For migration I ran almost the same scenario, with the difference of stopping the iperf3 session in both client and server before migrating the VM, and restarted it (using the same persistent IP address) after the migration was completed.
This scenario passed successfully as well.

@JoelSpeed
Copy link
Contributor

/test verify

@deads2k
Copy link
Contributor

deads2k commented Dec 4, 2024

/hold

If we're facing SCC pinning failures on components, that's a very serious problem that in 4.19 can cause non-functional clusters with very high bandwidth costs as components attempt to create pods with unexpected SCCs that don't conform to PSA. This happens in customer environments with custom SCCs, so passing CI doesn't mean that the bug is "safe". It just means it is latent. This has happened in the past and was extremely costly. Get PRs open to fix the SCC pinning annotations.

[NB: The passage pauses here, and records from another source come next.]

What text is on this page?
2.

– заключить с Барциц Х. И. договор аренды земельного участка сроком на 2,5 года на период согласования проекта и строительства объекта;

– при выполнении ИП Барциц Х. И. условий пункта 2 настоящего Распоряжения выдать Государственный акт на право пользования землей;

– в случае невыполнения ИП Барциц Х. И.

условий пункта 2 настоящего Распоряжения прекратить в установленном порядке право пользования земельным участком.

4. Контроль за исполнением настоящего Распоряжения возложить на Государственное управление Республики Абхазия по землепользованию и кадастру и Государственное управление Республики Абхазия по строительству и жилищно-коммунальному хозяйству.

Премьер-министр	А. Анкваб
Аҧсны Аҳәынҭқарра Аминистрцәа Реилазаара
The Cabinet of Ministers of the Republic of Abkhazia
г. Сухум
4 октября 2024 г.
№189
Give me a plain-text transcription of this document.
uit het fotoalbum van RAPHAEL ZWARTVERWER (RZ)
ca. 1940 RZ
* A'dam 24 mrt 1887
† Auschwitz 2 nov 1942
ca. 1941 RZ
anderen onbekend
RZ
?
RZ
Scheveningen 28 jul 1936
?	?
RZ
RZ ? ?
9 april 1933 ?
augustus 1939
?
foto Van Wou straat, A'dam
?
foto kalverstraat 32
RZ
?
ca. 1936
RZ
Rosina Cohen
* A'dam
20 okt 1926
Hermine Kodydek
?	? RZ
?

@openshift-ci openshift-ci bot added the do-not-merge/hold Indicates that a PR should not merge because someone has issued a /hold command. label Dec 4, 2024
@deads2k
Copy link
Contributor

deads2k commented Dec 4, 2024

While the desire is to GA the feature in 4.18, if it breaks on 4.19, we've simply created a problem for ourselves. Let's get a PR up adding the annotations for the failing workloads in https://prow.ci.openshift.org/view/gs/test-platform-results/pr-logs/pull/openshift_release/58873/rehearse-58873-pull-ci-openshift-ovn-kubernetes-release-4.19-e2e-aws-ovn-virt-techpreview/1864239266813448192

@deads2k
Copy link
Contributor

deads2k commented Dec 4, 2024

We've got the ball rolling on these violations with kubevirt/cluster-network-addons-operator#1931 and more will be coming. These changes are important and lack of this pinning carries some risk in 4.18 and substantial risk in 4.19. Given 4.18 timeframes and a commitment to address the problem in 4.19, we can promote this feature once the rest of the testing functions.

/hold cancel

@openshift-ci openshift-ci bot removed the do-not-merge/hold Indicates that a PR should not merge because someone has issued a /hold command. label Dec 4, 2024
@JoelSpeed
Copy link
Contributor

/retest

@JoelSpeed
Copy link
Contributor

The periodic this morning failed on a persistent IPs test, can you please investigate and let me know here why this failed this time? https://prow.ci.openshift.org/view/gs/test-platform-results/logs/periodic-ci-openshift-ovn-kubernetes-release-4.19-periodics-e2e-aws-ovn-virt-techpreview-periodic/1864460089788731392

@maiqueb
Copy link
Contributor Author

maiqueb commented Dec 5, 2024

The periodic this morning failed on a persistent IPs test, can you please investigate and let me know here why this failed this time? https://prow.ci.openshift.org/view/gs/test-platform-results/logs/periodic-ci-openshift-ovn-kubernetes-release-4.19-periodics-e2e-aws-ovn-virt-techpreview-periodic/1864460089788731392

The TL;DR; is we're hitting this bug: https://issues.redhat.com/browse/OCPBUGS-42609 on the primary UDN feature.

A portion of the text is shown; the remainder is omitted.